Although following the AAOMS recommendations decreases the risk of BRONJ, its occurrence is still a possibility. If this happens, there are many possible treatments: medical treatment, minimally invasive surgery, medical treatment + minimally invasive surgery, medical treatment + minimally invasive surgery + major surgery, laser light therapy, growth factors (PRGF or bone morphogenetic protein–2), ozone treatment, hyperbaric oxygen therapy, teriparatide, and major surgery. However, there is no clear scientific evidence establishing which treatment to use depending on the size of the lesion, location, type of bisphosphonate (oral or intravenous), other associated pathologies, or periodontitis.25–27
In the clinical case presented herein, the complication was solved with a combination of treatments: medical treatment, surgical resection, and the use of PRGF. Medical treatment was carried out by antibiotic and chlorhexidine therapy.
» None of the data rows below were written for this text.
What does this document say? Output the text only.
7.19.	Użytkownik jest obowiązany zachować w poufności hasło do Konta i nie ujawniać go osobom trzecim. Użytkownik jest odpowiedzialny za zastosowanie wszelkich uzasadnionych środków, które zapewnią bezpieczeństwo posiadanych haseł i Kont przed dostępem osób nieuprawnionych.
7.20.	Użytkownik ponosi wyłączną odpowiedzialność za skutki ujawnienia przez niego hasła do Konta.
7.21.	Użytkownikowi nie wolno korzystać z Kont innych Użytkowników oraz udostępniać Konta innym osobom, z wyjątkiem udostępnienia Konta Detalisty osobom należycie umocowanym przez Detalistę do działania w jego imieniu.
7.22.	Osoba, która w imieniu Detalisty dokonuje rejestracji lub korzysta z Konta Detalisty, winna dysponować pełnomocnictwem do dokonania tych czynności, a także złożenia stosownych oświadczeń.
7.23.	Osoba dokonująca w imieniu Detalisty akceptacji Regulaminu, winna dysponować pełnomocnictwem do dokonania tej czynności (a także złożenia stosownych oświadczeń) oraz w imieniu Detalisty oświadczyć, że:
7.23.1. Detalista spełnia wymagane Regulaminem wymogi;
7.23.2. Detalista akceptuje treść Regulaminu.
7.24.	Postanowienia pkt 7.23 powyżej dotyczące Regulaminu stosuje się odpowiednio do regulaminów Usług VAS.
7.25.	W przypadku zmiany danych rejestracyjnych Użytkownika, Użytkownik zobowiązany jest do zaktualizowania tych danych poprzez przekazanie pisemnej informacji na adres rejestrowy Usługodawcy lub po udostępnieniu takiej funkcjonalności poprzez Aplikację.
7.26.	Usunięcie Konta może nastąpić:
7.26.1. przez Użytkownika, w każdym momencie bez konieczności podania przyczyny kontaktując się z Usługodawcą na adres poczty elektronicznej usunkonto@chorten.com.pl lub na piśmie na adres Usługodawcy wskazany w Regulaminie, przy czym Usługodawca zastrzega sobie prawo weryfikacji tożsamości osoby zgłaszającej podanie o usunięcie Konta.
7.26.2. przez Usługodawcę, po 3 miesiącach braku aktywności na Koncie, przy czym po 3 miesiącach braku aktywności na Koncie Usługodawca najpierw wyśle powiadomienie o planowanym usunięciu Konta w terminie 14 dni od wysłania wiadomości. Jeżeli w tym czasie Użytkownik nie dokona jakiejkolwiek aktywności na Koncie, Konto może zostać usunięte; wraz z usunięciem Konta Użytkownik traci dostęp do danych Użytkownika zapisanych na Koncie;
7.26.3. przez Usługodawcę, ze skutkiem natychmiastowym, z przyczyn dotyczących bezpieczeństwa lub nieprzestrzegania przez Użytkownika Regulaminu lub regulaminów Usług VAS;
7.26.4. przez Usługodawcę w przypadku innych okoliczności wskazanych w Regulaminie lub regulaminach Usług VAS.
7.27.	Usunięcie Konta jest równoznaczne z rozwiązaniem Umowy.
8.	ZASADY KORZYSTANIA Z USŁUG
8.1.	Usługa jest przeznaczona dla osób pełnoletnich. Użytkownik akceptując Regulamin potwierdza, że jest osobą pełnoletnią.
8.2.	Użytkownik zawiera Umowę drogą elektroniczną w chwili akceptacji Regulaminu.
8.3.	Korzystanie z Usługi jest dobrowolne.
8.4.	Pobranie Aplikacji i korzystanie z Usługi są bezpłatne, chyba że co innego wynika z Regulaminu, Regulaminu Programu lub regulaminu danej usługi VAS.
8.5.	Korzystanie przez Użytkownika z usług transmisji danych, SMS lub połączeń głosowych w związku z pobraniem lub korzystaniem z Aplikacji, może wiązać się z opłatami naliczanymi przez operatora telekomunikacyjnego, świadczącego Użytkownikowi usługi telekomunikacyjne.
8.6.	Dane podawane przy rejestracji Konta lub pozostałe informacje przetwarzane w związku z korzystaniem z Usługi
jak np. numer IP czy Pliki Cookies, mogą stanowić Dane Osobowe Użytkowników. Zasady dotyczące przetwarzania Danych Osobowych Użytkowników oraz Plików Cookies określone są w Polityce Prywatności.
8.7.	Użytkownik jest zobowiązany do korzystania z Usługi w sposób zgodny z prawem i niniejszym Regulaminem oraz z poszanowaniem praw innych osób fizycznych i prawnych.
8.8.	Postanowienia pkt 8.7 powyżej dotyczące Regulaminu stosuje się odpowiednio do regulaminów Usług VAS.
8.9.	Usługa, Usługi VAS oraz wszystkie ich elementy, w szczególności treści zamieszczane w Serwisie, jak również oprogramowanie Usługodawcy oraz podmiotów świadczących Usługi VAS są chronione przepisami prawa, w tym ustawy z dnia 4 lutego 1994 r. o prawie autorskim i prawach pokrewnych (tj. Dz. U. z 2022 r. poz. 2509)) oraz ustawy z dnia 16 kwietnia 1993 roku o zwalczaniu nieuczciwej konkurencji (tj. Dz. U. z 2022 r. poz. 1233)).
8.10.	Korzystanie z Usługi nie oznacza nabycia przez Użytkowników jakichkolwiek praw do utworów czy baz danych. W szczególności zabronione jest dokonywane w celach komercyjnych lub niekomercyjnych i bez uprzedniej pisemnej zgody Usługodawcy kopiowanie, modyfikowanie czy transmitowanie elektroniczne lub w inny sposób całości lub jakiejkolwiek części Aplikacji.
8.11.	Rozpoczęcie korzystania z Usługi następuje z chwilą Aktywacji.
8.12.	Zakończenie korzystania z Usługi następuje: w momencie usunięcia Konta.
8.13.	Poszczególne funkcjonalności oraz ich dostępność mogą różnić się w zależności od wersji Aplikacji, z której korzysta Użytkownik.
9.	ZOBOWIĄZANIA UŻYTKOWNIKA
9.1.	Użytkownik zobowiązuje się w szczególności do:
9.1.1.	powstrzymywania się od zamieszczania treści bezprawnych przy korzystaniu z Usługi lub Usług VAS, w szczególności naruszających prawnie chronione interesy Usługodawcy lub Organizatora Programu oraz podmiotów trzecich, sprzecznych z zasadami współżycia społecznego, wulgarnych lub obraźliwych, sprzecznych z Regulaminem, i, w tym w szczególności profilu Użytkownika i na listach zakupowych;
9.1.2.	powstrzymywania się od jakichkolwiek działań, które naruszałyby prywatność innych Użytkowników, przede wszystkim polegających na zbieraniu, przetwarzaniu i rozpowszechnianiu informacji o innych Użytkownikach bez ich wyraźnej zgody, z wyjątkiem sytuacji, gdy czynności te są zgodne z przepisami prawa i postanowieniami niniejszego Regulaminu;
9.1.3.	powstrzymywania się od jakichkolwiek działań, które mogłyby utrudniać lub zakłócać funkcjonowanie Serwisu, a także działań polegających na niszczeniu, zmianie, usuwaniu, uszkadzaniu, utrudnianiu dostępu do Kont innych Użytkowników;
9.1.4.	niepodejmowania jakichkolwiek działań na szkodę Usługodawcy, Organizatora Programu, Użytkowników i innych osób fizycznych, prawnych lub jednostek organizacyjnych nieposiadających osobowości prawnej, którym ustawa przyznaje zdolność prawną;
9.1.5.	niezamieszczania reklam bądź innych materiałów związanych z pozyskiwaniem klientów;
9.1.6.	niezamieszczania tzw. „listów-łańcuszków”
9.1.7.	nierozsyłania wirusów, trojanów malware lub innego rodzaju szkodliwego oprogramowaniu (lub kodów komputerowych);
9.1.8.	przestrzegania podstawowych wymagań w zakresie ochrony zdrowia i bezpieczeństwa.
We considered the short-term use of chlorhexidine necessary in this study for its antiseptic effects, despite the fact that previous studies demonstrated that it has an inhibitory effect on the proliferation and migration of fibroblasts and osteoblasts.28 Another possible intervention is surgical resection of the necrotic bone with primary closure, which has been used in several studies with promising results.15,16 However, there are no randomized clinical trials comparing all of the different techniques.
The action potential of oral bisphosphonates on the maxilla may be much more aggressive than previously thought, given the clinical case described herein in which osteonecrosis developed in the jaw after the placement of dental implants following the use of oral bisphosphonates (alendronic acid) for 20 months and suspension of the drugs for 5 months prior to implant treatment. On the other hand, necrotic bone resection therapy, which maintained the perilesional soft tissue without raising a flap and was associated with autologous growth factors and antibiotic medical treatment and topical antiseptic (chlorhexidine), led to good results in our case. Randomized clinical trials are needed to establish a clear protocol of action to prevent and treat this type of complication of oral or implant surgery.
We would like to thank John Lindberg, DMD candidate, University of Pennsylvania, for assistance in proofreading the manuscript.